Your Geometric Abstractionism departs from the traditional guidelines of the movement, in which emotion and subjectivity were excluded; how important is it for you to recover contact with emotion, with reflection, in the contemporary era? What is the message you want to get across in your artworks?

In my conceptual and formal reworking, I thought of accompanying the artworks with writings, reflections and, in some cases, poems. In general, I have called these texts, spiritual isometries, i.e. equivocal substances from the appearance of the artistic product. Today, after years of experience and transversal to different artistic exercises, which include painting, sculpture, drawing, as well as poetry of course, I feel the need to investigate, through the study of surfaces and form, the environment, its spatial boundaries and the harmonic balances that govern them, maniacal tests of severity and aesthetic rigour. From the point of view of realisation, after making sketches and preparatory drawings, followed by careful planning that can make use of modern computer and graphic technologies, I like to control with my hands or through simple tools the entire sequence of operations that lead to the execution of a painting, sculpture or object.

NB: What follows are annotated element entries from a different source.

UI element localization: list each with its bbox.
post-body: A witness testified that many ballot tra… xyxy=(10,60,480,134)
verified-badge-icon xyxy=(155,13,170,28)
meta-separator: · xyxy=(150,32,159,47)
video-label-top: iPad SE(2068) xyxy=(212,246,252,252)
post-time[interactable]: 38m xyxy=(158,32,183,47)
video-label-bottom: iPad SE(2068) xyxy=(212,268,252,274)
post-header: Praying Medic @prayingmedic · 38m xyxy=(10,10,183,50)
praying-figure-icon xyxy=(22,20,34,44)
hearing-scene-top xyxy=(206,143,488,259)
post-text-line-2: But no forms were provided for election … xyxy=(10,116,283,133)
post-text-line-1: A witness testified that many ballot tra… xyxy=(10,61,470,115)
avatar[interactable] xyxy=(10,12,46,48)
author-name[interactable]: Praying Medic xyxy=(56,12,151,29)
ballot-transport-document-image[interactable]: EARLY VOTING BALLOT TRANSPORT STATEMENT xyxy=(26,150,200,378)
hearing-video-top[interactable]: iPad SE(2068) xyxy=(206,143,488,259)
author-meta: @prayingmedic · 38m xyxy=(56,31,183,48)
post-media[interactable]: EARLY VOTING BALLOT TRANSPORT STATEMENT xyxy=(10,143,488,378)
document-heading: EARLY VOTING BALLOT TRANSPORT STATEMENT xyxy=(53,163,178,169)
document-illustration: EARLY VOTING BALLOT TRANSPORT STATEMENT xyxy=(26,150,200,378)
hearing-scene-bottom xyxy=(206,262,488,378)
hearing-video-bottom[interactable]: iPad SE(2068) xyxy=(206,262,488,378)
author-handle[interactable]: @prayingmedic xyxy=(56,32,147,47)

The process is very slow and contemplative, the supports are made from planks of wood, cardboard or other materials, even recycled ones, I like to reuse, readjusting the material for a new purpose; the surfaces are treated with an acrylic, sand, plaster, lime or cement-based compound that I spread in numerous layers, afterwards and in some series of works, I complete with pigment mixed with hot natural wax. The complexity is therefore never due to the use of technology, but is given by a gestural or quantitative repetition of the same operations, my colours are the white of snow or talc, the grey of fog or smoke, the black of coal or asphalt. I tend to speak very little about my artworks, I let them speak for me, I would like one day to leave them alone, with their own autonomy of movement and language.

You have been an art collector for years, therefore a profound connoisseur of the material and sensitive to the aesthetics of the creative act; which masters have inspired your pictorial research?

For many years, I loved to retreat to the tranquillity of my studio, in the evenings or at weekends, to read and study the texts of the art historians Roberto Longhi and Adolfo Venturi or the literary critic and philosopher Francesco De Sanctis and the artist and biblical scholar Emilio Villa.

With my artistic research I have always tried to do something that had a universal recognisability; artistically, I cannot deny that initially the work of Piero della Francesca and Beato Angelico were absolute references. I later studied the work of Kasimir Malevich and Giorgio Morandi, and in general I have always been attracted to artists characterised by a synthesis close to my sensibility.

Only recently have you begun to show the public, who are also passionate about your canvases, the result of your work; can you tell us what are your next projects? Where will readers be able to see your artworks?

I would like to exhibit in various cities in Italy and Europe the Rigour and Psyche project, an exhibition project developed and realised with my colleague and friend Piero Campanini that has already been very well received by the public in Como at The Art Company exhibition space and at the Casa del Console Museum of Contemporary Art in Calice Ligure. Then I am planning a solo exhibition in November at MADE4ART-Quartiere di Brera Milan and other projects such as a group show in Madrid and a fair participation in Paris. At the beginning of 2019 starte the collection, configuration and cataloguing of all the documentation and material that constitutes my artistic work. This commitment aims, in addition to the future creation of the STEFANOPAULONARCHIVE, to encourage and launch cultural initiatives aimed at investigating my work and the birth of a Reasoned Catalogue.